There are conflicting accounts of the actions of the Afghans. Initial reports said the Afghans fled as the attack began, but Air Force Staff Sgt. Matthew McMurtrey, the lone airman at the base and a communications specialist assigned to Bravo Troop, said the Afghans took the brunt of the first wave of the assault.
At the COP Keating aid station, “the ANA (Afghan National Army) started coming in pretty beat up with lots of wounds” from rocket-propelled grenade shrapnel, McMurtrey said in an Air Force report.
According to the citation for the Medal of Honor, Romesha, 31, of Minot, N.D., “took out an enemy machine gun team and, while engaging a second, the generator he was using for cover was struck by a rocket-propelled grenade, inflicting him with shrapnel wounds.”
Romesha ignored his wounds and rallied the Keating defenders.“With complete disregard for his own safety, Romesha continually exposed himself to heavy enemy fire as he moved confidently about the battlefield, engaging and destroying multiple enemy targets, including three Taliban fighters who had breached the combat outpost’s perimeter,” the citation said.
Romesha will receive his MOH today from President Obama at the White House.
No partisan sniping in the comments on this one, please. Romesha is an American hero, and it is our President’s duty and honor to present him with the medal awarded him by Congress.






While I have read “The Outpost” and also highly recommend it – reading it will serve to seriously p*ss you off over the hubris, @ss covering and downright stupidity of placing a combat outpost at the bottom of three mountains with a very delicate supply line.
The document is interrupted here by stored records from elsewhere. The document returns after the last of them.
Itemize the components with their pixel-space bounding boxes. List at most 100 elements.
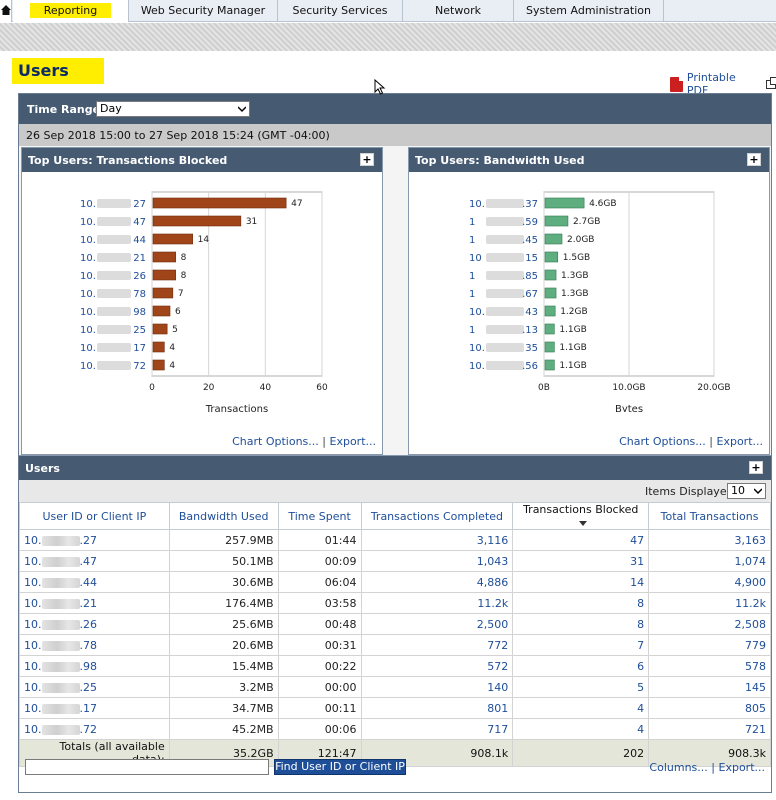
category-label-prefix[interactable]: 10. [80,325,96,336]
category-label-suffix[interactable]: .67 [522,289,538,300]
expand-plus-icon[interactable]: + [749,461,763,474]
bar[interactable] [544,305,556,317]
category-label-prefix[interactable]: 10. [80,253,96,264]
bar[interactable] [544,269,557,281]
tab-reporting[interactable]: Reporting [13,0,129,22]
total-transactions-link[interactable]: 2,508 [648,613,771,635]
chart-export-link[interactable]: Export... [716,435,764,448]
category-label-prefix[interactable]: 10. [469,199,485,210]
chart-options-link[interactable]: Chart Options... [232,435,319,448]
category-label-prefix[interactable]: 10. [469,343,485,354]
bar[interactable] [544,251,559,263]
category-label-prefix[interactable]: 10 [469,253,482,264]
category-label-prefix[interactable]: 10. [80,271,96,282]
category-label-prefix[interactable]: 10. [80,217,96,228]
home-icon[interactable] [0,0,12,22]
bar[interactable] [544,341,555,353]
bar[interactable] [152,287,174,299]
find-user-input[interactable] [25,759,269,775]
transactions-completed-link[interactable]: 1,043 [360,550,514,572]
category-label-prefix[interactable]: 10. [80,235,96,246]
user-id-link[interactable]: 10. .47 [19,550,170,572]
table-export-link[interactable]: Export... [718,761,766,774]
total-transactions-link[interactable]: 1,074 [648,550,771,572]
category-label-suffix[interactable]: 26 [133,271,146,282]
total-transactions-link[interactable]: 145 [648,676,771,698]
category-label-prefix[interactable]: 10. [80,199,96,210]
user-id-link[interactable]: 10. .27 [19,529,170,551]
transactions-blocked-link[interactable]: 4 [512,718,650,740]
user-id-link[interactable]: 10. .26 [19,613,170,635]
printable-pdf-link[interactable]: Printable PDF [670,71,776,97]
transactions-completed-link[interactable]: 2,500 [360,613,514,635]
transactions-blocked-link[interactable]: 8 [512,613,650,635]
transactions-completed-link[interactable]: 801 [360,697,514,719]
transactions-blocked-link[interactable]: 47 [512,529,650,551]
category-label-suffix[interactable]: 27 [133,199,146,210]
transactions-completed-link[interactable]: 3,116 [360,529,514,551]
chart-export-link[interactable]: Export... [329,435,377,448]
bar[interactable] [152,269,176,281]
user-id-link[interactable]: 10. .78 [19,634,170,656]
bar[interactable] [152,251,176,263]
category-label-suffix[interactable]: 98 [133,307,146,318]
category-label-prefix[interactable]: 10. [80,361,96,372]
total-transactions-link[interactable]: 779 [648,634,771,656]
user-id-link[interactable]: 10. .98 [19,655,170,677]
category-label-prefix[interactable]: 1 [469,217,475,228]
transactions-blocked-link[interactable]: 5 [512,676,650,698]
category-label-prefix[interactable]: 10. [469,361,485,372]
bar[interactable] [152,341,165,353]
column-header-transactions-blocked[interactable]: Transactions Blocked [512,502,650,530]
category-label-suffix[interactable]: 47 [133,217,146,228]
user-id-link[interactable]: 10. .21 [19,592,170,614]
category-label-suffix[interactable]: 17 [133,343,146,354]
total-transactions-link[interactable]: 11.2k [648,592,771,614]
transactions-blocked-link[interactable]: 14 [512,571,650,593]
transactions-blocked-link[interactable]: 7 [512,634,650,656]
category-label-suffix[interactable]: 43 [525,307,538,318]
columns-link[interactable]: Columns... [649,761,708,774]
bar[interactable] [544,359,555,371]
total-transactions-link[interactable]: 4,900 [648,571,771,593]
column-header-transactions-completed[interactable]: Transactions Completed [360,502,514,530]
time-range-select[interactable]: Day [96,101,250,117]
category-label-suffix[interactable]: .45 [522,235,538,246]
find-user-button[interactable]: Find User ID or Client IP [274,759,406,775]
expand-plus-icon[interactable]: + [747,153,761,166]
category-label-suffix[interactable]: .59 [522,217,538,228]
chart-options-link[interactable]: Chart Options... [619,435,706,448]
bar[interactable] [544,323,555,335]
category-label-prefix[interactable]: 1 [469,325,475,336]
bar[interactable] [544,215,569,227]
total-transactions-link[interactable]: 721 [648,718,771,740]
user-id-link[interactable]: 10. .25 [19,676,170,698]
category-label-suffix[interactable]: 78 [133,289,146,300]
bar[interactable] [152,323,168,335]
tab-security-services[interactable]: Security Services [278,0,403,22]
category-label-prefix[interactable]: 1 [469,289,475,300]
category-label-suffix[interactable]: 44 [133,235,146,246]
total-transactions-link[interactable]: 805 [648,697,771,719]
user-id-link[interactable]: 10. .72 [19,718,170,740]
user-id-link[interactable]: 10. .17 [19,697,170,719]
bar[interactable] [152,233,193,245]
tab-network[interactable]: Network [403,0,514,22]
bar[interactable] [544,197,585,209]
category-label-suffix[interactable]: 72 [133,361,146,372]
category-label-prefix[interactable]: 1 [469,271,475,282]
transactions-blocked-link[interactable]: 4 [512,697,650,719]
transactions-blocked-link[interactable]: 31 [512,550,650,572]
category-label-suffix[interactable]: 35 [525,343,538,354]
bar[interactable] [544,233,563,245]
transactions-blocked-link[interactable]: 8 [512,592,650,614]
transactions-completed-link[interactable]: 4,886 [360,571,514,593]
transactions-completed-link[interactable]: 717 [360,718,514,740]
total-transactions-link[interactable]: 3,163 [648,529,771,551]
transactions-completed-link[interactable]: 572 [360,655,514,677]
category-label-prefix[interactable]: 1 [469,235,475,246]
category-label-suffix[interactable]: .37 [522,199,538,210]
tab-system-administration[interactable]: System Administration [514,0,664,22]
tab-web-security-manager[interactable]: Web Security Manager [129,0,278,22]
expand-plus-icon[interactable]: + [360,153,374,166]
A lot of good men died in the attempt to pacify and win the hearts of people who didn’t want to be pacified or have their hearts won … along with the attempt to build a country where none really existed before. Accomplishing those two goals would require much much more money and political will than could ever be mustered.
It was said that “nation building” in Afghanistan might save us the cost of having to come back and depose another Taliban – but I disagree; going all Roman Legion-punitive expedition and leaving with a warning “don’t make us come back” would have been better than this strategy.
Nice to read something about a hero, and a humble one at that.